Gestores de fundos e especialistas em investimentos estão repensando suas estratégias para os papeis de empresas de tecnologia em meio à febre das Inteligências Artificiais, indica um relatório da Bloomberg. Investidores de ETFs (um instrumento de investimento negociado em bolsa que busca replicar o desempenho de um índice de referência específico) avaliam que erraram a mão ao sacarem cerca de U$ 3 bilhões nos últimos 5 meses. Para quem não se lembra, o cenário era de terra arrasada até há bem pouco tempo atrás com gigantes como Google, Tesla, Meta, Disney, Microsoft, Google e Amazon fazendo demissões em série.

Com as ações das gigantes da tecnologia subindo em média 44% neste ano – um ganho de cinco vezes em relação ao índice S&P500, os traders estão desorientados sobre como atuar nesse rali.

Temor em diferentes áreas

Como detalhado na newsletter desta quinta (1º), uma carta aberta divulgada pelo Centro de Segurança para Inteligência Artificial e com mais de 350 signatários, entre cientistas e CEOs, externa a crescente preocupação com os riscos representados pela inteligência artificial. “Mitigar o risco de extinção através da inteligência artificial (IA) deve ser uma prioridade global, juntamente com outros riscos em escala social, como pandemias e guerra nuclear.”

Recentemente, o músico e ator britânico, Sting, expressou preocupações em relação ao futuro da arte com a popularização da inteligência artificial. Ele criticou o uso excessivo dessas ferramentas e prevê uma batalha para os artistas defenderem suas obras na indústria, destacando a importância de preservar o capital humano contra a IA. Para ele, autenticidade e originalidade também estão em risco de extinção.
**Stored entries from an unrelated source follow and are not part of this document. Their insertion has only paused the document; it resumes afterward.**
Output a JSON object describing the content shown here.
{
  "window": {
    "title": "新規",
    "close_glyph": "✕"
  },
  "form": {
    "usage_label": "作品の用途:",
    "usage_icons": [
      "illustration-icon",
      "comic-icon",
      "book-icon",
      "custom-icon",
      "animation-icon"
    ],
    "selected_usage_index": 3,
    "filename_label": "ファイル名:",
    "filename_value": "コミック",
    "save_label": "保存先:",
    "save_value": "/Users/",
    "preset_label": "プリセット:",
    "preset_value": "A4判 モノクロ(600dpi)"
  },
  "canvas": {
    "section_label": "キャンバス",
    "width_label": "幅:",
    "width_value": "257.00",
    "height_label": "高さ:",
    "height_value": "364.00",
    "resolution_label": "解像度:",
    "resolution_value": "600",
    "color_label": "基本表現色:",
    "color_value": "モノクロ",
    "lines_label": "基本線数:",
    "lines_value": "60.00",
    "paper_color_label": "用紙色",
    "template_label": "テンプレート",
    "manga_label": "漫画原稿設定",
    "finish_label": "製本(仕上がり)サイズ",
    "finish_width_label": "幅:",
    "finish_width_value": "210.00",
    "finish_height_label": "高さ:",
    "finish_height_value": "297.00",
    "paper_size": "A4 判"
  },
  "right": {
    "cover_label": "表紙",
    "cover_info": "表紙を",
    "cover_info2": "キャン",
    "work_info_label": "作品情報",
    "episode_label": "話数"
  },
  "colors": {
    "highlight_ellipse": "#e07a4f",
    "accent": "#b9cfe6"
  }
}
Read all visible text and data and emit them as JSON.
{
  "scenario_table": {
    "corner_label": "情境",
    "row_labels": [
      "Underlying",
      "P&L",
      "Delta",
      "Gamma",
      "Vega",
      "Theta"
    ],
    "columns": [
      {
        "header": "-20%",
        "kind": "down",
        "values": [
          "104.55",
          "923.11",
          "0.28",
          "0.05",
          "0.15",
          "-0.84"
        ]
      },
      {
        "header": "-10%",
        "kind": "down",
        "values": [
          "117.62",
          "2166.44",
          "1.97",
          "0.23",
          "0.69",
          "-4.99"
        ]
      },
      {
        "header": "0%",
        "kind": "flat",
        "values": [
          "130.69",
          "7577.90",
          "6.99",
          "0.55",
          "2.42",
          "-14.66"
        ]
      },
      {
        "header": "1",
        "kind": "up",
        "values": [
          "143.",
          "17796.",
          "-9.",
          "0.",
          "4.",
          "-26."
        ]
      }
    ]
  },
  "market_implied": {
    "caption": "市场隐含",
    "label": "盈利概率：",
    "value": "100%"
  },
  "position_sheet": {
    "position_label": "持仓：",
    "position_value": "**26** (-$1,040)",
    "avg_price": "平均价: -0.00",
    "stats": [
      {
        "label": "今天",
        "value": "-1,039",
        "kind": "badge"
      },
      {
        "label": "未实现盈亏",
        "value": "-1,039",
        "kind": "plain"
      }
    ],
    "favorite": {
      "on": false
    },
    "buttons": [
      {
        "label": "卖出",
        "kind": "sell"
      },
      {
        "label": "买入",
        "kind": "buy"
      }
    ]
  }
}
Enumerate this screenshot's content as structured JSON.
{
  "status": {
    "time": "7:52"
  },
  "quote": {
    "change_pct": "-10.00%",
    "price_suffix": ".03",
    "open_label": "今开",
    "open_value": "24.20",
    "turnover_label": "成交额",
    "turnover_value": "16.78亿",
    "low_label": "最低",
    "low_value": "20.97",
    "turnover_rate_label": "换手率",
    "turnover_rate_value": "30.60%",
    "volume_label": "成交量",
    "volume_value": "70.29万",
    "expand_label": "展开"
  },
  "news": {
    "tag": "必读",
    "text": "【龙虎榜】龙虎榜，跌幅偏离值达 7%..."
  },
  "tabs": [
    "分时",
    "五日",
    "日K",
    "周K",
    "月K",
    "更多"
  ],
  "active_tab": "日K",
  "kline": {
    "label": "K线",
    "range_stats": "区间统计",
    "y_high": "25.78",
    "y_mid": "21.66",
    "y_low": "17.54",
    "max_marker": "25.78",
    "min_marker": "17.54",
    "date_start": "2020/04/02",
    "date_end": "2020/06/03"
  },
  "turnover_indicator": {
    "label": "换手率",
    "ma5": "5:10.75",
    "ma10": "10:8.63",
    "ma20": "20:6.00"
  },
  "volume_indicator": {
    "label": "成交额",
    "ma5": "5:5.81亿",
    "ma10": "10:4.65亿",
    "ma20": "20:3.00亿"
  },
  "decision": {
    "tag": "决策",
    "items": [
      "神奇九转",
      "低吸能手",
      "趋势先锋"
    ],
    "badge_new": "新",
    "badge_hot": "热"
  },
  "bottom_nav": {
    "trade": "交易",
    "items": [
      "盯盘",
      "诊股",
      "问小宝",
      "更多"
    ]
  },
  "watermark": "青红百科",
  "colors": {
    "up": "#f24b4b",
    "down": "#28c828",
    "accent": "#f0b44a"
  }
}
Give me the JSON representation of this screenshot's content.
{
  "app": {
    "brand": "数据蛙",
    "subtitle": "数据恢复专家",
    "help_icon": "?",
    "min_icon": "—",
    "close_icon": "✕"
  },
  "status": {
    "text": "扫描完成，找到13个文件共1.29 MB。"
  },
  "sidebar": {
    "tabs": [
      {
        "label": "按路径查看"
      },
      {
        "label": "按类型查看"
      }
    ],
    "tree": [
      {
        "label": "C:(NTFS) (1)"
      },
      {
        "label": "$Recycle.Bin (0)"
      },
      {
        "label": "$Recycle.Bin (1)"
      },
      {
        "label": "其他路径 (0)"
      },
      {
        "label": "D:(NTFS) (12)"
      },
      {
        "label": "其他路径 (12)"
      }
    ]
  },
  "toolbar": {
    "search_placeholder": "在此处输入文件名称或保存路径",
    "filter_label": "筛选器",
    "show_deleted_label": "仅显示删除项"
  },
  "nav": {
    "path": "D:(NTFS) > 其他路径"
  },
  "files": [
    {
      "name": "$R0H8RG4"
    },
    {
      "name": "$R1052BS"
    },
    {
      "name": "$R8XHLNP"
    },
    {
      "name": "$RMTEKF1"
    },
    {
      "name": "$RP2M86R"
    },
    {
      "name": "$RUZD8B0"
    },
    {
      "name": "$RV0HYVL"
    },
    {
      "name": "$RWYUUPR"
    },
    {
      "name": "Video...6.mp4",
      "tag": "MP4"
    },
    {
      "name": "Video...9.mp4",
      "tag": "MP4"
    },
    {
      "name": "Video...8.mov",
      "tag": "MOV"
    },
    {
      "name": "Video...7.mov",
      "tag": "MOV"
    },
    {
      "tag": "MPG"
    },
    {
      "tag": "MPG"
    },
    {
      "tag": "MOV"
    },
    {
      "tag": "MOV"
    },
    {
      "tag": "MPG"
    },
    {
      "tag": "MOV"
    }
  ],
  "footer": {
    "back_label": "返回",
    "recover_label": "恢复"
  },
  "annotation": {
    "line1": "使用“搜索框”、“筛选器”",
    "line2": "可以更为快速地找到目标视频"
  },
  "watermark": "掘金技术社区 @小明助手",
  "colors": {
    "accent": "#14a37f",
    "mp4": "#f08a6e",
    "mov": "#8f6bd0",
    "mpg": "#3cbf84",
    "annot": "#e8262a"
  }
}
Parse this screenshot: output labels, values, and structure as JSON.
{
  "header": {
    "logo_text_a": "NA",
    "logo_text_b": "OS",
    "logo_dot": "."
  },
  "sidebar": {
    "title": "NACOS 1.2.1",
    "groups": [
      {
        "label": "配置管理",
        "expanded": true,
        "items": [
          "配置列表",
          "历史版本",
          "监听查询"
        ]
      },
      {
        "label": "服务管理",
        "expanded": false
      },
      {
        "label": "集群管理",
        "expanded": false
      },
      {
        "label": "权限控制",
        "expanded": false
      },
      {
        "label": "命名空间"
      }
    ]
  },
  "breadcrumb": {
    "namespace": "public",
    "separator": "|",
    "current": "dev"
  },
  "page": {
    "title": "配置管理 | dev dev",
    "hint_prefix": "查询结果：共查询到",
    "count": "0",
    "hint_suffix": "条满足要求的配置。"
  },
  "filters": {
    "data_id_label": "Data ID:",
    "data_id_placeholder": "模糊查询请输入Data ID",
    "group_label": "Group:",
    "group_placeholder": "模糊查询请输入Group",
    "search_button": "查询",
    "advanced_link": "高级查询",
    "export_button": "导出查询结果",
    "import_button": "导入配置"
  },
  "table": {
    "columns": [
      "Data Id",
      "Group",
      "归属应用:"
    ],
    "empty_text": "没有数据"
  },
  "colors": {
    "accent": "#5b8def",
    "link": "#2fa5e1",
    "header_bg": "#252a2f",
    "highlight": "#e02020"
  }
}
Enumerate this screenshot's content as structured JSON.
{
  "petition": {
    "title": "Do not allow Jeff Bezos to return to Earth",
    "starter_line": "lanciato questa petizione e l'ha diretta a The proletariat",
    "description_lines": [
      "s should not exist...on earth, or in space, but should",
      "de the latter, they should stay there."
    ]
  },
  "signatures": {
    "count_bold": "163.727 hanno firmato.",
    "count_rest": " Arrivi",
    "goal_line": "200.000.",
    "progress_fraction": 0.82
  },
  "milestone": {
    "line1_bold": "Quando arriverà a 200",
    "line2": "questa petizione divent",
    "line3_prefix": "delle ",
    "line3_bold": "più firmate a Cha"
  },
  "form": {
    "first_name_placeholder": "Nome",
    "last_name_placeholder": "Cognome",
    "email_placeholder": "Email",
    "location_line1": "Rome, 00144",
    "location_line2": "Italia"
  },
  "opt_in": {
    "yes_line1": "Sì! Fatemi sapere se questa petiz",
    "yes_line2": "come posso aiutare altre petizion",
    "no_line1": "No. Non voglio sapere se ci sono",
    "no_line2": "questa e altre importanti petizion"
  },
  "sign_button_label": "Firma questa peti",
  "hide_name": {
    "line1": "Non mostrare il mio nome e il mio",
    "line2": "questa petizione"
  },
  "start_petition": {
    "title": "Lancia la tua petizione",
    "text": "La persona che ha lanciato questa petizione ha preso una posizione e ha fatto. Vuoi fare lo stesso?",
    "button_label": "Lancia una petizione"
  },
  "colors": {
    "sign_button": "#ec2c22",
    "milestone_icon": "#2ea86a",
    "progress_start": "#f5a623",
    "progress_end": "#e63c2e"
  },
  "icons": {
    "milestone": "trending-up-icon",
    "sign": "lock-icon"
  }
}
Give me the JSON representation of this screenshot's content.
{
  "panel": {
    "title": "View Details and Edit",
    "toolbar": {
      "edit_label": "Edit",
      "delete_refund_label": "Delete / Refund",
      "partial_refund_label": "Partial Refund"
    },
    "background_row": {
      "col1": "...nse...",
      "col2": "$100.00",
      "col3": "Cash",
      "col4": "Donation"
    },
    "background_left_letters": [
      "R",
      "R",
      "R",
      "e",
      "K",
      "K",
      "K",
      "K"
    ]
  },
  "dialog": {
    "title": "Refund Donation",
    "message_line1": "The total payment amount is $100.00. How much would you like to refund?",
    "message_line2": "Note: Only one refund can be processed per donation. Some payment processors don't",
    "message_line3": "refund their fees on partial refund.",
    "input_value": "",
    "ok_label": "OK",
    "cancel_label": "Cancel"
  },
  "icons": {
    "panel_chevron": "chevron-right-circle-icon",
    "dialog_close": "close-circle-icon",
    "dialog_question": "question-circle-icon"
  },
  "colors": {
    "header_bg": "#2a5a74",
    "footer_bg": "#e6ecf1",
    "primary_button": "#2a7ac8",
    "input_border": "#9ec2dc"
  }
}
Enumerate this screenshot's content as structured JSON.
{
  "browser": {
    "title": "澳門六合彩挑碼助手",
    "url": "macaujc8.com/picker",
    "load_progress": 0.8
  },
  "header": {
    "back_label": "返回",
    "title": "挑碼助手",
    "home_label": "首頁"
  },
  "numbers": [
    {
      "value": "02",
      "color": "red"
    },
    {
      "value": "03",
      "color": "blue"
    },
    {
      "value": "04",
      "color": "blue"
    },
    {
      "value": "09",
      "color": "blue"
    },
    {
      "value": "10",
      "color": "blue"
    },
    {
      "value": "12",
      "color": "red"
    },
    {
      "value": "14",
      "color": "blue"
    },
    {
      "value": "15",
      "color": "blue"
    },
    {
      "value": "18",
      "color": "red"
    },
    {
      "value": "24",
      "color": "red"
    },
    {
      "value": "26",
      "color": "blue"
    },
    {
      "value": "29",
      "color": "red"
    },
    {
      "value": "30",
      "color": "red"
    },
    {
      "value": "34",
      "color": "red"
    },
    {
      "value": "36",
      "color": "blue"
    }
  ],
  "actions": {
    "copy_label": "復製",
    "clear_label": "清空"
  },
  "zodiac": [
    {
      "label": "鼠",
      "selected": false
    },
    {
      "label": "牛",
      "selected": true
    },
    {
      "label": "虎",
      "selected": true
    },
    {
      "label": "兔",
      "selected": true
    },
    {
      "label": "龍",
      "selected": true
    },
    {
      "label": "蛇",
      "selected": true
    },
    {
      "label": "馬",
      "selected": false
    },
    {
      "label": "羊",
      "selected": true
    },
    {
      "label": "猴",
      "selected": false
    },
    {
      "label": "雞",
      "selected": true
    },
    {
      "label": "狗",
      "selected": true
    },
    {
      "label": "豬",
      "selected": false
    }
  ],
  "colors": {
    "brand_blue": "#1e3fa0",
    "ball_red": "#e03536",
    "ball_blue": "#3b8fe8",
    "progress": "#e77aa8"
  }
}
No âmbito do jornalismo, a preocupação também é crescente. Bob Woodward, conhecido pelo caso Watergate, fez duras críticas em relação às ferramentas de inteligência artificial, alertando para o impacto perverso que pode ter nas já esgarçadas redações. Já seu colega de reportagem célebre, Carl Bernstein aponta que a rápida evolução dessas ferramentas aumenta o potencial de circulação de informações falsas.